Puis vient la visite vétérinaire.
Chaque cheval éliminé ailleurs devient potentiellement une place gagnée.
Et ensuite, il faut encore sauter.
« Le jumping est toujours important. Et nous avions trois bons chevaux de jumping. Je suis tellement heureuse qu’on l’ait fait. »
À 55 ans, l’Anversoise sait mieux que beaucoup ce que représente une qualification olympique obtenue deux ans à l’avance.
Elle compte déjà sept participations aux Jeux.
Los Angeles pourrait être la huitième.
« J’espère. Il y a encore un long trajet, mais j’ai aussi des chevaux à la maison. J’ai confiance dans ma capacité à préparer des chevaux. »

Et surtout, désormais, le chronomètre olympique ne tourne plus contre la Belgique.
« On a maintenant du temps pour préparer les Jeux olympiques. C’est bien que la pression soit un peu retombée, qu’on puisse préparer les chevaux de la bonne manière et que tout ne doive pas absolument se jouer l’année prochaine. Je me souviens de la préparation des derniers Jeux : c’est plus facile quand la qualification est déjà acquise. »
Karin Donckers à Los Angeles en 2028 ?
Quand on connaît le personnage, mieux vaut éviter de parier trop vite contre.

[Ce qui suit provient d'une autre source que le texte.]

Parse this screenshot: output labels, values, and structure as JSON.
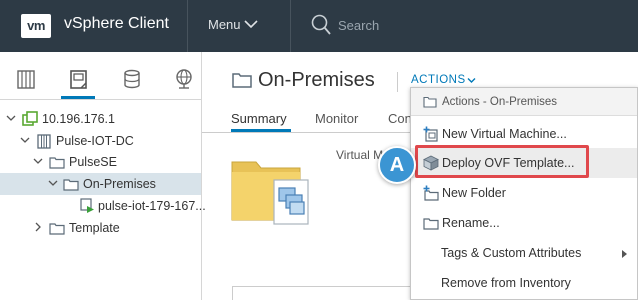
{
  "header": {
    "logo_text": "vm",
    "app_title": "vSphere Client",
    "menu_label": "Menu",
    "search_placeholder": "Search"
  },
  "nav_icons": [
    "hosts-clusters-icon",
    "vms-templates-icon",
    "storage-icon",
    "networking-icon"
  ],
  "tree": [
    {
      "label": "10.196.176.1",
      "icon": "vcenter-icon",
      "expanded": true
    },
    {
      "label": "Pulse-IOT-DC",
      "icon": "datacenter-icon",
      "expanded": true
    },
    {
      "label": "PulseSE",
      "icon": "folder-icon",
      "expanded": true
    },
    {
      "label": "On-Premises",
      "icon": "folder-icon",
      "expanded": true,
      "selected": true
    },
    {
      "label": "pulse-iot-179-167...",
      "icon": "vm-icon"
    },
    {
      "label": "Template",
      "icon": "folder-icon",
      "expanded": false
    }
  ],
  "main": {
    "title": "On-Premises",
    "actions_label": "ACTIONS",
    "tabs": [
      "Summary",
      "Monitor",
      "Con"
    ],
    "summary_label": "Virtual M"
  },
  "dropdown": {
    "header": "Actions - On-Premises",
    "items": [
      {
        "label": "New Virtual Machine...",
        "icon": "new-vm-icon"
      },
      {
        "label": "Deploy OVF Template...",
        "icon": "deploy-ovf-icon",
        "highlighted": true
      },
      {
        "label": "New Folder",
        "icon": "new-folder-icon"
      },
      {
        "label": "Rename...",
        "icon": "rename-icon"
      },
      {
        "label": "Tags & Custom Attributes",
        "submenu": true
      },
      {
        "label": "Remove from Inventory"
      }
    ]
  },
  "callout": {
    "label": "A"
  },
  "colors": {
    "header_bg": "#2d3a45",
    "accent": "#0079b8",
    "highlight_border": "#e0484c",
    "callout_bg": "#3b95d3",
    "selected_row": "#d8e3ea",
    "folder_yellow": "#f4d36b"
  }
}
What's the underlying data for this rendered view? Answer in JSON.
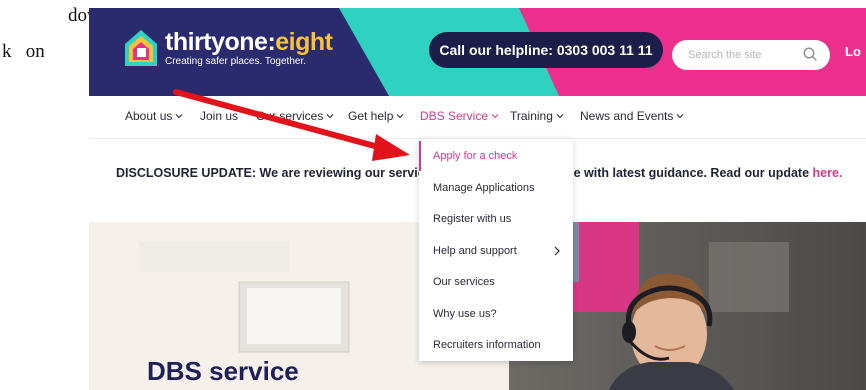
{
  "doc": {
    "line1": "down",
    "line2": "k   on"
  },
  "header": {
    "logo_name_prefix": "thirtyone:",
    "logo_name_accent": "eight",
    "logo_tagline": "Creating safer places. Together.",
    "helpline_label": "Call our helpline: 0303 003 11 11",
    "search_placeholder": "Search the site",
    "login_label": "Lo"
  },
  "nav": {
    "items": [
      {
        "label": "About us",
        "has_chevron": true
      },
      {
        "label": "Join us",
        "has_chevron": false
      },
      {
        "label": "Our services",
        "has_chevron": true
      },
      {
        "label": "Get help",
        "has_chevron": true
      },
      {
        "label": "DBS Service",
        "has_chevron": true,
        "active": true
      },
      {
        "label": "Training",
        "has_chevron": true
      },
      {
        "label": "News and Events",
        "has_chevron": true
      }
    ]
  },
  "disclosure": {
    "left_text": "DISCLOSURE UPDATE: We are reviewing our service",
    "right_text": "line with latest guidance. Read our update",
    "link_text": "here."
  },
  "dropdown": {
    "items": [
      {
        "label": "Apply for a check",
        "active": true
      },
      {
        "label": "Manage Applications"
      },
      {
        "label": "Register with us"
      },
      {
        "label": "Help and support",
        "has_submenu": true
      },
      {
        "label": "Our services"
      },
      {
        "label": "Why use us?"
      },
      {
        "label": "Recruiters information"
      }
    ]
  },
  "hero": {
    "title": "DBS service"
  },
  "colors": {
    "brand_navy": "#2a2a6e",
    "brand_teal": "#2fd1c0",
    "brand_pink": "#ec2f8c",
    "accent_pink": "#d43a8a",
    "logo_yellow": "#f4c23b",
    "annotation_red": "#e3131b"
  }
}
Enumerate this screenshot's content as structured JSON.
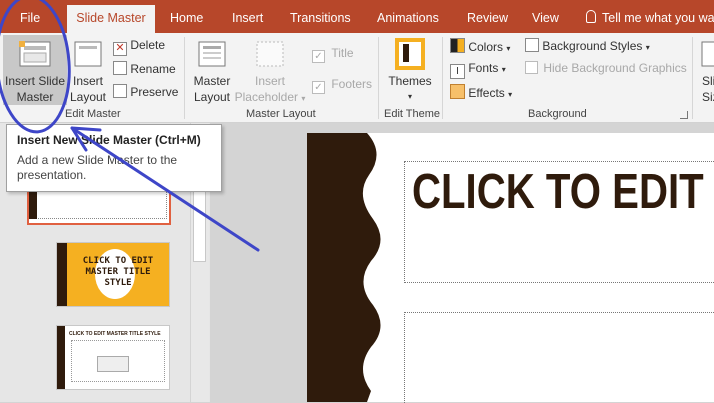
{
  "tabs": {
    "file": "File",
    "slide_master": "Slide Master",
    "home": "Home",
    "insert": "Insert",
    "transitions": "Transitions",
    "animations": "Animations",
    "review": "Review",
    "view": "View",
    "tell_me": "Tell me what you wa"
  },
  "ribbon": {
    "edit_master": {
      "insert_slide_master": [
        "Insert Slide",
        "Master"
      ],
      "insert_layout": [
        "Insert",
        "Layout"
      ],
      "delete": "Delete",
      "rename": "Rename",
      "preserve": "Preserve",
      "group_label": "Edit Master"
    },
    "master_layout": {
      "master_layout": [
        "Master",
        "Layout"
      ],
      "insert_placeholder": [
        "Insert",
        "Placeholder"
      ],
      "title": "Title",
      "footers": "Footers",
      "group_label": "Master Layout"
    },
    "edit_theme": {
      "themes": "Themes",
      "group_label": "Edit Theme"
    },
    "background": {
      "colors": "Colors",
      "fonts": "Fonts",
      "effects": "Effects",
      "background_styles": "Background Styles",
      "hide_background_graphics": "Hide Background Graphics",
      "group_label": "Background"
    },
    "size": [
      "Sli",
      "Siz"
    ]
  },
  "tooltip": {
    "title": "Insert New Slide Master (Ctrl+M)",
    "body": "Add a new Slide Master to the presentation."
  },
  "thumbnails": {
    "thumb2": [
      "CLICK TO EDIT",
      "MASTER TITLE",
      "STYLE"
    ],
    "thumb3": "CLICK TO EDIT MASTER TITLE STYLE"
  },
  "slide": {
    "title_placeholder": "CLICK TO EDIT"
  },
  "colors": {
    "accent": "#b7472a",
    "slide_dark": "#2f1b0c",
    "thumb_orange": "#f5b021",
    "annotation": "#3e46c8"
  }
}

Wouter De Cleene, Mondial le dimanche, travaux publics le lundi
Et puis il y a Wouter De Cleene.
Dans un sport de haut niveau de plus en plus professionnalisé, son histoire possède quelque chose de délicieusement anachronique.
De Cleene n’est pas cavalier professionnel.
La journée, il travaille dans une société de travaux publics qui réalise notamment des routes dans la région d’Anvers.
Les chevaux, c’est après journée.
Ses Mondiaux ?

(©FEI)
Il les a notamment préparés pendant le mois de juillet.
Pratique : en Belgique, juillet correspond aux congés du bâtiment.
Et lorsqu’on lui demande s’il a dû prendre sur ses congés pour venir passer cette semaine de Championnat du monde à Aix, il répond avec un sourire :
« J’ai la chance d’avoir un gentil patron. »
Quelques jours plus tard, le voilà dans le Main Stadium d’Aix-la-Chapelle à participer directement à la qualification de son pays pour les Jeux olympiques.
Pas exactement la pause déjeuner habituelle.
Après son jumping avec Ragdoll de Tamise, De Cleene reste fidèle au personnage.
Pas de grande envolée.
« Ce n’était pas seulement moi. C’était toute l’équipe. »
Il insiste surtout sur le travail réalisé autour des cavaliers par la fédération belge : soutien psychologique, vétérinaire, entraîneurs, coaching et préparation.
« La fédération travaille énormément. Nous recevons aussi beaucoup de soutien psychologique. Je pense que tout est vraiment bien organisé. »
Quant à Los Angeles ?
Pas question de commencer à réserver l’hôtel.
« Ce n’est pas mon métier. Je pense que, dans ma situation, ce sera difficile d’y aller. Mais si Ragdoll continue comme ça… C’est vraiment un bon cheval. Il reste encore deux ans. On verra. Mais d’abord, profitons peut-être de celui-ci. »
Excellente idée.
Le lundi matin et les routes anversoises pourront attendre quelques bulles.